Anyway, you’re in this room, and it’s dark, and sometimes, especially if pain is an issue, I have problems sleeping in hospitals. At least at night, when I’m supposed to sleep. I have no problem asking for a nap at say, 2, when they want to take me down to X-ray. But noooo.
Pain meds are given on a very precise schedule, usually about every four hours. Some nurses are way on top of this and give it to you exactly when needed. Others you have to poke and prod about it. And they have to order it from pharmacy, which is in the Dungeon, which takes forever, which means that pain has time to accumulate. Now I have a high pain tolerance (ask my Mom). But when you’re in the hospital and they’re giving you narcotics, this is Serious Pain. Like pain You Do Not Mess With. And, at night, there isn’t anything to distract you. No one’s there to talk to, reading doesn’t happen, TV is boring (unless you like infomercials, and I’ve usually seen them all by this point). There is nothing but you and pain.
So I would pray. I would try to “offer it up” for whatever–an end to abortion, souls in purgatory, whatever. But eventually I just couldn’t. Prayer was along the lines of “God, just stop the pain. NOW.” And minutes are so slow when you’re waiting. They just crawl. And God is not there. I’m praying to emptiness. I’m alone in the Biblical Wilderness, so to speak.
Sometimes it lasted beyond the night, entire hospitalizations. And even upon going home, I would still feel abandoned, forsaken, forgotten. I knew I wasn’t, but I sure felt like I was.
The Dark Nights can be so long. And I would hang on to verses like “I will hold you in the palm of my hand,” or things like that. The part about the sparrow not being forgotten. Etc.

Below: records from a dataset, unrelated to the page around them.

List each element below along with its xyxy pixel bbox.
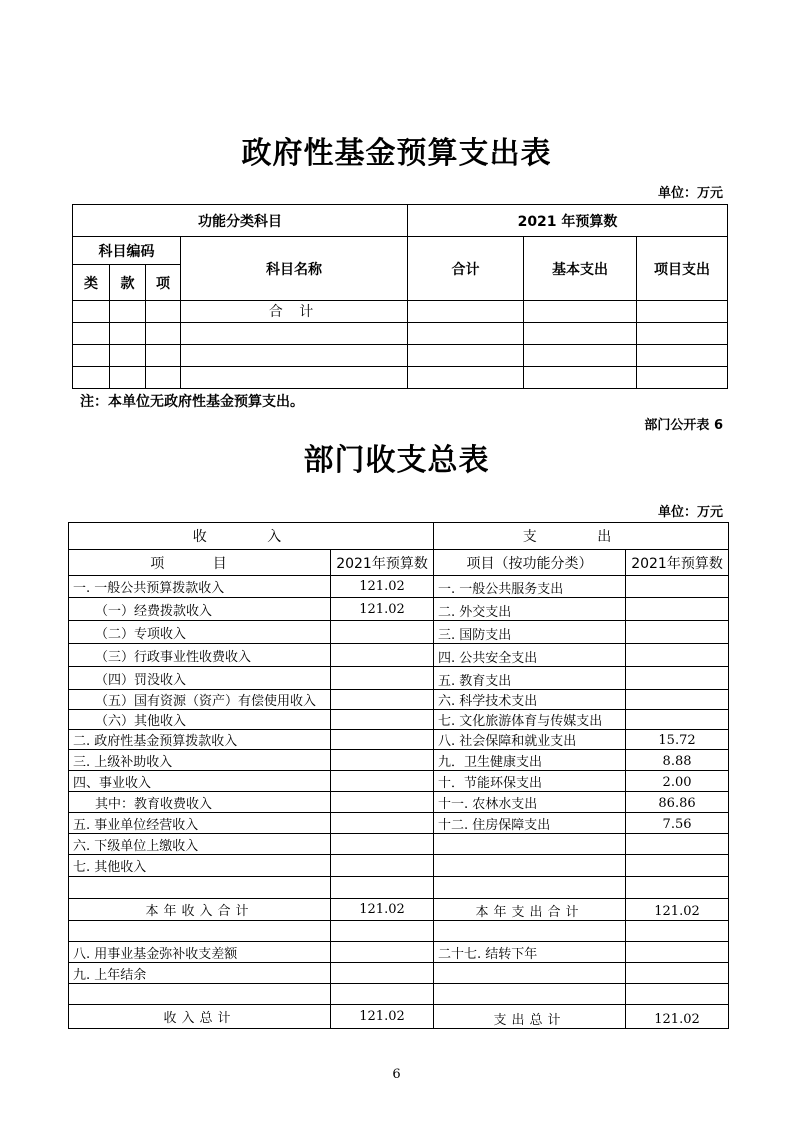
table1-unit: 单位：万元	[657, 186, 723, 201]
income-value	[331, 621, 434, 644]
income-value	[331, 644, 434, 667]
header-cat: 类	[73, 265, 110, 301]
header-expense: 支 出	[434, 523, 729, 550]
expense-item: 八. 社会保障和就业支出	[434, 730, 626, 750]
header-basic: 基本支出	[524, 237, 637, 301]
income-value	[331, 963, 434, 984]
table-row	[69, 621, 729, 644]
income-item: 收入总计	[69, 1005, 331, 1029]
income-item: 二. 政府性基金预算拨款收入	[69, 730, 331, 750]
expense-value	[626, 963, 729, 984]
header-budget-year: 2021 年预算数	[408, 205, 728, 237]
expense-value: 121.02	[626, 899, 729, 921]
expense-value: 8.88	[626, 750, 729, 771]
government-fund-table	[72, 204, 728, 389]
income-item: 六. 下级单位上缴收入	[69, 834, 331, 855]
income-item: 本年收入合计	[69, 899, 331, 921]
income-value	[331, 771, 434, 792]
expense-value	[626, 942, 729, 963]
income-value	[331, 667, 434, 690]
income-value	[331, 877, 434, 899]
expense-item	[434, 984, 626, 1005]
header-budget-right: 2021年预算数	[626, 550, 729, 576]
table-row	[69, 1005, 729, 1029]
expense-value	[626, 834, 729, 855]
expense-value: 15.72	[626, 730, 729, 750]
header-func-class: 功能分类科目	[73, 205, 408, 237]
income-item: （四）罚没收入	[69, 667, 331, 690]
expense-item: 十一. 农林水支出	[434, 792, 626, 813]
header-kuan: 款	[110, 265, 146, 301]
table-row	[69, 855, 729, 877]
expense-value	[626, 621, 729, 644]
table-row	[69, 644, 729, 667]
income-value	[331, 984, 434, 1005]
income-value	[331, 792, 434, 813]
expense-value: 86.86	[626, 792, 729, 813]
expense-value	[626, 576, 729, 598]
table2-title: 部门收支总表	[303, 443, 490, 478]
income-item: （六）其他收入	[69, 710, 331, 730]
header-project: 项目支出	[637, 237, 728, 301]
table2-code: 部门公开表 6	[644, 418, 723, 433]
header-budget-left: 2021年预算数	[331, 550, 434, 576]
expense-value	[626, 921, 729, 942]
income-value	[331, 834, 434, 855]
income-value	[331, 710, 434, 730]
table-row	[69, 792, 729, 813]
table-row	[69, 984, 729, 1005]
expense-value: 2.00	[626, 771, 729, 792]
header-subject-code: 科目编码	[73, 237, 181, 265]
table-row	[69, 576, 729, 598]
income-item: 八. 用事业基金弥补收支差额	[69, 942, 331, 963]
income-item: 三. 上级补助收入	[69, 750, 331, 771]
header-item: 项 目	[69, 550, 331, 576]
header-income: 收 入	[69, 523, 434, 550]
expense-value	[626, 855, 729, 877]
table-row	[69, 813, 729, 834]
expense-item: 四. 公共安全支出	[434, 644, 626, 667]
table1-title: 政府性基金预算支出表	[241, 136, 552, 171]
expense-item	[434, 921, 626, 942]
income-value	[331, 750, 434, 771]
expense-item: 六. 科学技术支出	[434, 690, 626, 710]
expense-item: 十二. 住房保障支出	[434, 813, 626, 834]
expense-value	[626, 984, 729, 1005]
table-row	[69, 921, 729, 942]
income-value: 121.02	[331, 1005, 434, 1029]
expense-item	[434, 834, 626, 855]
page-number: 6	[392, 1067, 401, 1082]
table2-body	[69, 576, 729, 1029]
income-item	[69, 984, 331, 1005]
income-item: 五. 事业单位经营收入	[69, 813, 331, 834]
expense-value	[626, 690, 729, 710]
table-row	[69, 667, 729, 690]
header-xiang: 项	[146, 265, 181, 301]
expense-item: 七. 文化旅游体育与传媒支出	[434, 710, 626, 730]
expense-item: 二十七. 结转下年	[434, 942, 626, 963]
table2-unit: 单位：万元	[657, 505, 723, 520]
expense-value	[626, 710, 729, 730]
header-total: 合计	[408, 237, 524, 301]
income-value: 121.02	[331, 598, 434, 621]
table-row	[69, 942, 729, 963]
expense-item: 九．卫生健康支出	[434, 750, 626, 771]
income-item: 七. 其他收入	[69, 855, 331, 877]
income-item: 九. 上年结余	[69, 963, 331, 984]
income-item: 其中：教育收费收入	[69, 792, 331, 813]
expense-value: 121.02	[626, 1005, 729, 1029]
income-value	[331, 730, 434, 750]
table-row	[69, 877, 729, 899]
expense-item: 一. 一般公共服务支出	[434, 576, 626, 598]
table-row	[69, 899, 729, 921]
header-subject-name: 科目名称	[181, 237, 408, 301]
total-row-label: 合 计	[181, 301, 408, 323]
expense-item: 二. 外交支出	[434, 598, 626, 621]
income-item: （一）经费拨款收入	[69, 598, 331, 621]
income-item: 四、事业收入	[69, 771, 331, 792]
income-item: 一. 一般公共预算拨款收入	[69, 576, 331, 598]
expense-value	[626, 598, 729, 621]
expense-item: 支出总计	[434, 1005, 626, 1029]
table-row	[69, 750, 729, 771]
expense-value	[626, 877, 729, 899]
income-value	[331, 942, 434, 963]
income-value	[331, 921, 434, 942]
income-item: （五）国有资源（资产）有偿使用收入	[69, 690, 331, 710]
income-item	[69, 877, 331, 899]
income-value	[331, 813, 434, 834]
table-row	[69, 834, 729, 855]
income-item: （二）专项收入	[69, 621, 331, 644]
table-row	[69, 690, 729, 710]
expense-item: 本年支出合计	[434, 899, 626, 921]
expense-item: 三. 国防支出	[434, 621, 626, 644]
expense-item	[434, 963, 626, 984]
expense-item	[434, 855, 626, 877]
income-value	[331, 855, 434, 877]
expense-item: 十．节能环保支出	[434, 771, 626, 792]
expense-value	[626, 644, 729, 667]
expense-item: 五. 教育支出	[434, 667, 626, 690]
table-row	[69, 598, 729, 621]
header-item-func: 项目（按功能分类）	[434, 550, 626, 576]
expense-value	[626, 667, 729, 690]
income-value: 121.02	[331, 899, 434, 921]
income-item: （三）行政事业性收费收入	[69, 644, 331, 667]
income-item	[69, 921, 331, 942]
table-row	[69, 963, 729, 984]
expense-item	[434, 877, 626, 899]
expense-value: 7.56	[626, 813, 729, 834]
table-row	[69, 710, 729, 730]
table1-note: 注：本单位无政府性基金预算支出。	[80, 394, 304, 410]
table-row	[69, 771, 729, 792]
income-value: 121.02	[331, 576, 434, 598]
income-value	[331, 690, 434, 710]
income-expense-table	[68, 522, 729, 1029]
table-row	[69, 730, 729, 750]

But you do feel forgotten. And man, is it hard to pray. I’ve never found it hard to believe. But prayer, the talking with God, the feeling that He is there and we are communicating–when that was gone–and it was always gone at the worst times–it was just total letdown.
Such darkness besets me. My entire body aches and cries out for relief, with sharp pains cutting through my torso. It is, at times, unbearable. How long, O Lord, how long? Must I never have relief?